Friday, May 25, 2007

Happy 220 to you!

Two hundred and twenty years ago today, 25 May 1787, the founders began a meeting in Philadelphia that would forever alter America. The thirteen independent states began deliberations on how to fix their six-year-old government - The Articles of Confederation and Perpetual Union.

But, instead of recommending a few changes, those gathered that summer drew up plans for a new form of government -The Constitution of the United States of America.

From now until 17 September the delegates met and wrote our Constitution. As it concerns representing We the People and the ratio of representation (or Washington's Number), this is the summer of love so to speak - the summer when it was decided to represent We the People according to our numbers.

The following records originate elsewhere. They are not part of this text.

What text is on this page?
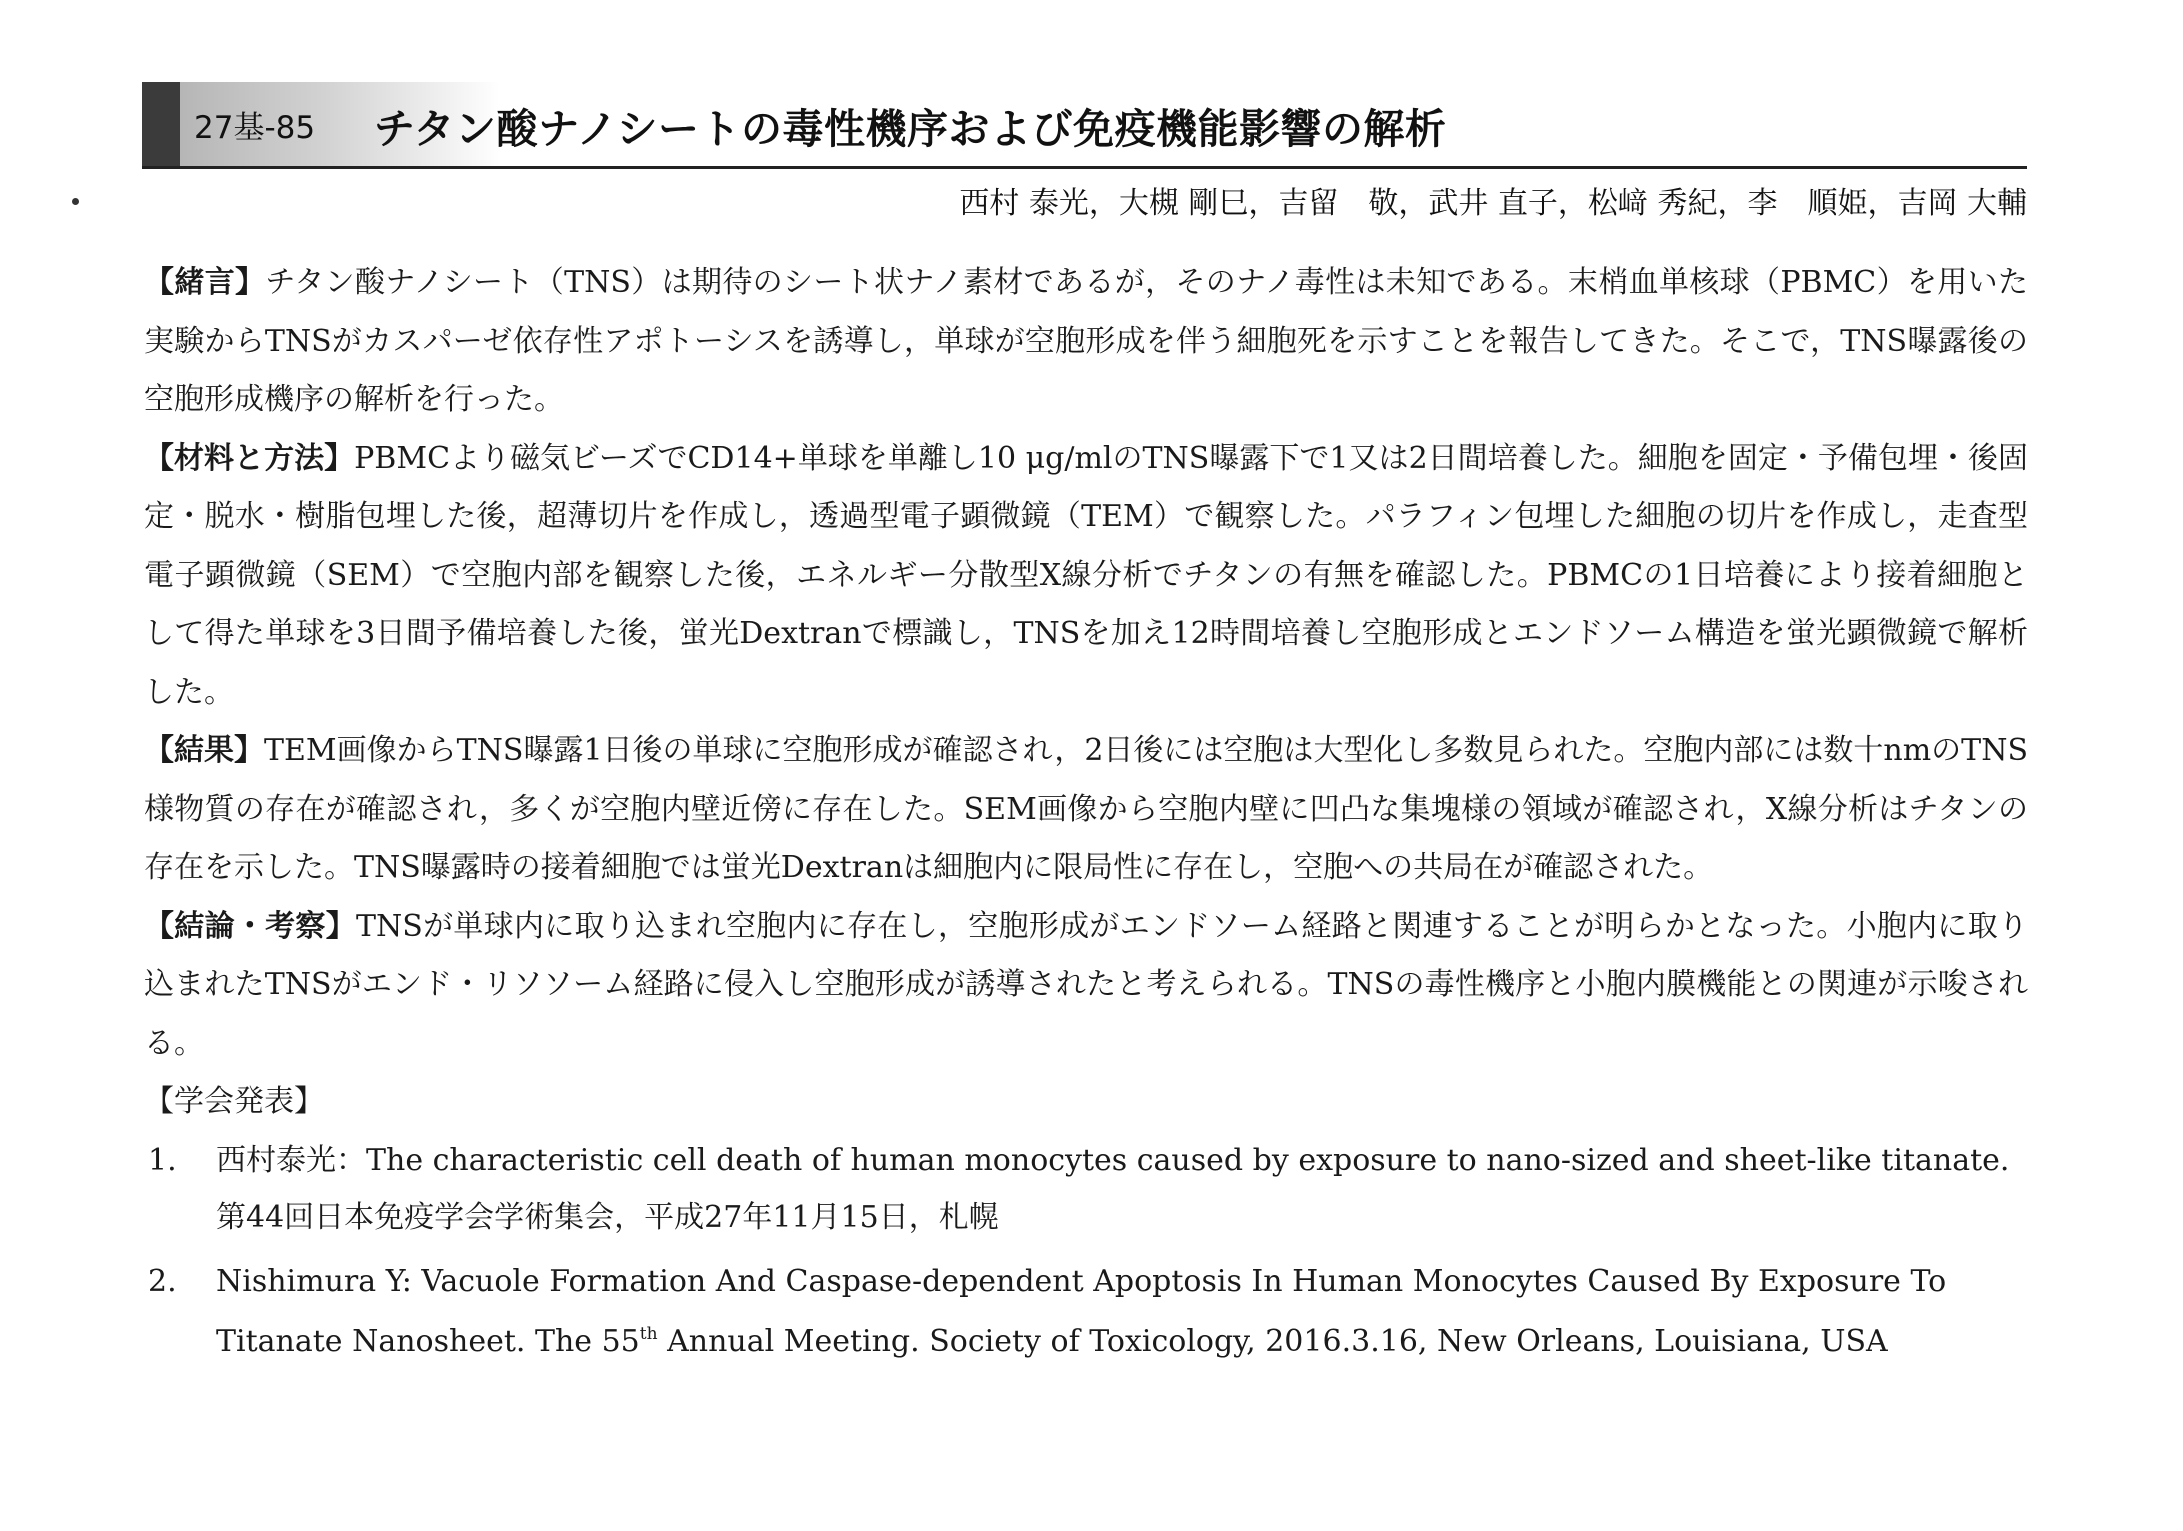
27基-85 チタン酸ナノシートの毒性機序および免疫機能影響の解析
西村 泰光，大槻 剛巳，吉留　敬，武井 直子，松﨑 秀紀，李　順姫，吉岡 大輔

【緒言】チタン酸ナノシート（TNS）は期待のシート状ナノ素材であるが，そのナノ毒性は未知である。末梢血単核球（PBMC）を用いた実験からTNSがカスパーゼ依存性アポトーシスを誘導し，単球が空胞形成を伴う細胞死を示すことを報告してきた。そこで，TNS曝露後の空胞形成機序の解析を行った。

【材料と方法】PBMCより磁気ビーズでCD14+単球を単離し10 μg/mlのTNS曝露下で1又は2日間培養した。細胞を固定・予備包埋・後固定・脱水・樹脂包埋した後，超薄切片を作成し，透過型電子顕微鏡（TEM）で観察した。パラフィン包埋した細胞の切片を作成し，走査型電子顕微鏡（SEM）で空胞内部を観察した後，エネルギー分散型X線分析でチタンの有無を確認した。PBMCの1日培養により接着細胞として得た単球を3日間予備培養した後，蛍光Dextranで標識し，TNSを加え12時間培養し空胞形成とエンドソーム構造を蛍光顕微鏡で解析した。

【結果】TEM画像からTNS曝露1日後の単球に空胞形成が確認され，2日後には空胞は大型化し多数見られた。空胞内部には数十nmのTNS様物質の存在が確認され，多くが空胞内壁近傍に存在した。SEM画像から空胞内壁に凹凸な集塊様の領域が確認され，X線分析はチタンの存在を示した。TNS曝露時の接着細胞では蛍光Dextranは細胞内に限局性に存在し，空胞への共局在が確認された。

【結論・考察】TNSが単球内に取り込まれ空胞内に存在し，空胞形成がエンドソーム経路と関連することが明らかとなった。小胞内に取り込まれたTNSがエンド・リソソーム経路に侵入し空胞形成が誘導されたと考えられる。TNSの毒性機序と小胞内膜機能との関連が示唆される。

【学会発表】

1. 西村泰光：The characteristic cell death of human monocytes caused by exposure to nano-sized and sheet-like titanate. 第44回日本免疫学会学術集会，平成27年11月15日，札幌

2. Nishimura Y: Vacuole Formation And Caspase-dependent Apoptosis In Human Monocytes Caused By Exposure To Titanate Nanosheet. The 55th Annual Meeting. Society of Toxicology, 2016.3.16, New Orleans, Louisiana, USA
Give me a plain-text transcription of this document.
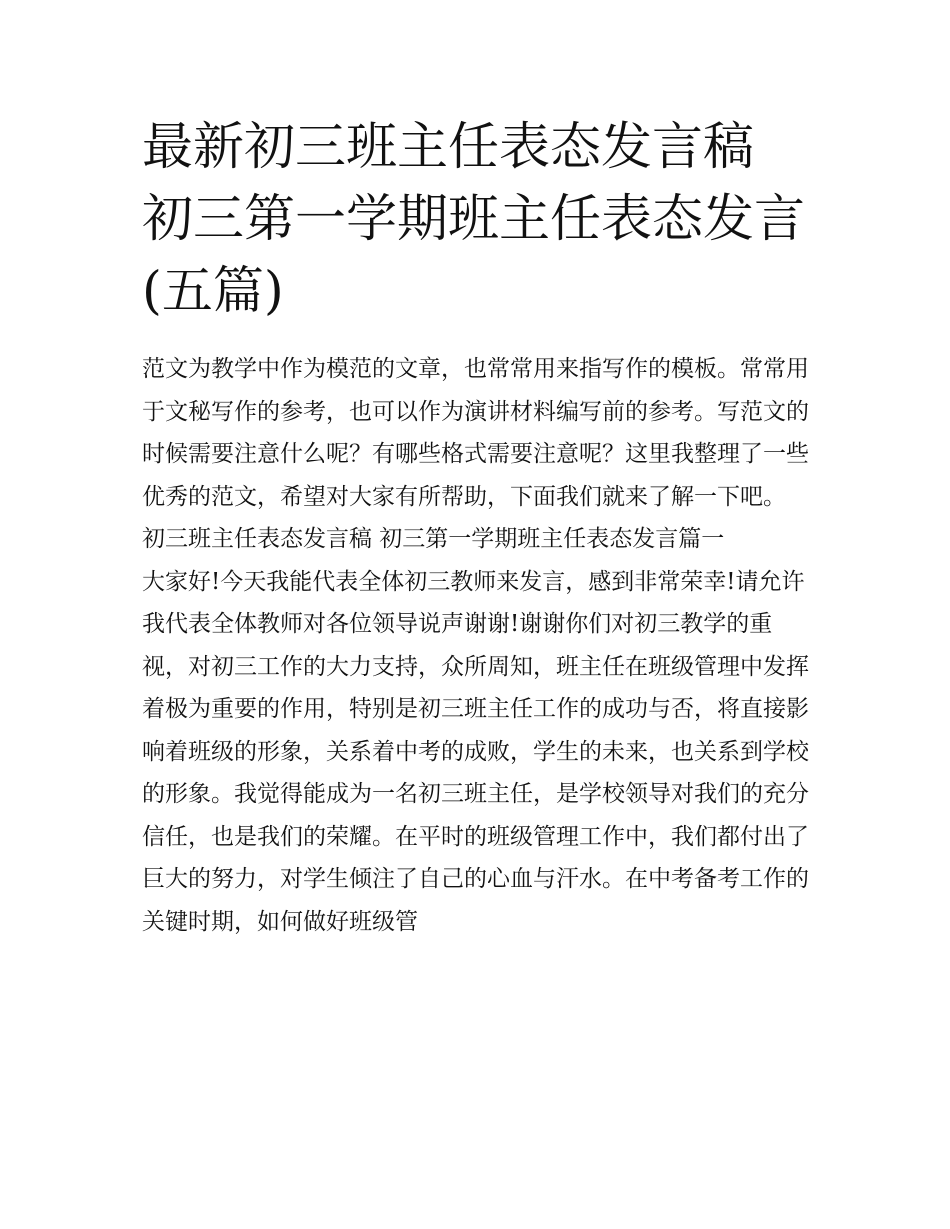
最新初三班主任表态发言稿 初三第一学期班主任表态发言(五篇)

范文为教学中作为模范的文章，也常常用来指写作的模板。常常用于文秘写作的参考，也可以作为演讲材料编写前的参考。写范文的时候需要注意什么呢？有哪些格式需要注意呢？这里我整理了一些优秀的范文，希望对大家有所帮助，下面我们就来了解一下吧。

初三班主任表态发言稿 初三第一学期班主任表态发言篇一

大家好!今天我能代表全体初三教师来发言，感到非常荣幸!请允许我代表全体教师对各位领导说声谢谢!谢谢你们对初三教学的重视，对初三工作的大力支持，众所周知，班主任在班级管理中发挥着极为重要的作用，特别是初三班主任工作的成功与否，将直接影响着班级的形象，关系着中考的成败，学生的未来，也关系到学校的形象。我觉得能成为一名初三班主任，是学校领导对我们的充分信任，也是我们的荣耀。在平时的班级管理工作中，我们都付出了巨大的努力，对学生倾注了自己的心血与汗水。在中考备考工作的关键时期，如何做好班级管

Below is some high-end commentary from The New York Review of Books - an exchange between two constitutional experts (Posner and Cole) on what "words" mean in our Constitution. I quote from David Cole to highlight why the founders didn't use just "words" to define representation - they used a number instead. Brilliant. Let's just refer to the representation ratio (one for every thirty Thousand) as "Washington's Number". He was the one who wished to see We the People better represented - and he put the 'thirty' in our constitutional number "thirty Thousand" on 17 September 1787 – but more on that as the summer progresses.

Happy 220 to you!
'How to Skip the Constitution' - An Exchange
Judge Richard A. Posner and Professor David Cole, 11 January 2007

Cole: "There is a reason the framers of the Constitution did not simply say "the government may engage in any practice whose benefits outweigh its costs," as Judge Posner would have it, but instead struggled to articulate a limited number of fundamental principles and enshrine them above the everyday pragmatic judgments of politicians. They foresaw what modern history has shown to be all too true - that while democracy is an important antidote to tyranny, it can also facilitate a particular kind of tyranny - the tyranny of the majority. Constitutional principles protect those who are likely to be the targets of such tyranny, such as terror suspects, religious and racial minorities, criminal defendants, enemy combatants, foreign nationals, and, especially in this day and age, Arabs and Muslims. Relegating such individuals to the mercy of the legislature - whether it be Republican or Democratic - denies that threat. The Constitution is about more than efficiency, and more than democracy; it is a collective commitment to the equal worth and dignity of all human beings. To call that mere "rhetoric" is to miss the very point of constitutional law."
Note: there is nothing rhetorical about Washington's Number and the constitutional principle of representing We the People according to our numbers (USC, Article 1, Section 2, Clause 3): "The Number of Representatives shall not exceed one for every thirty Thousand."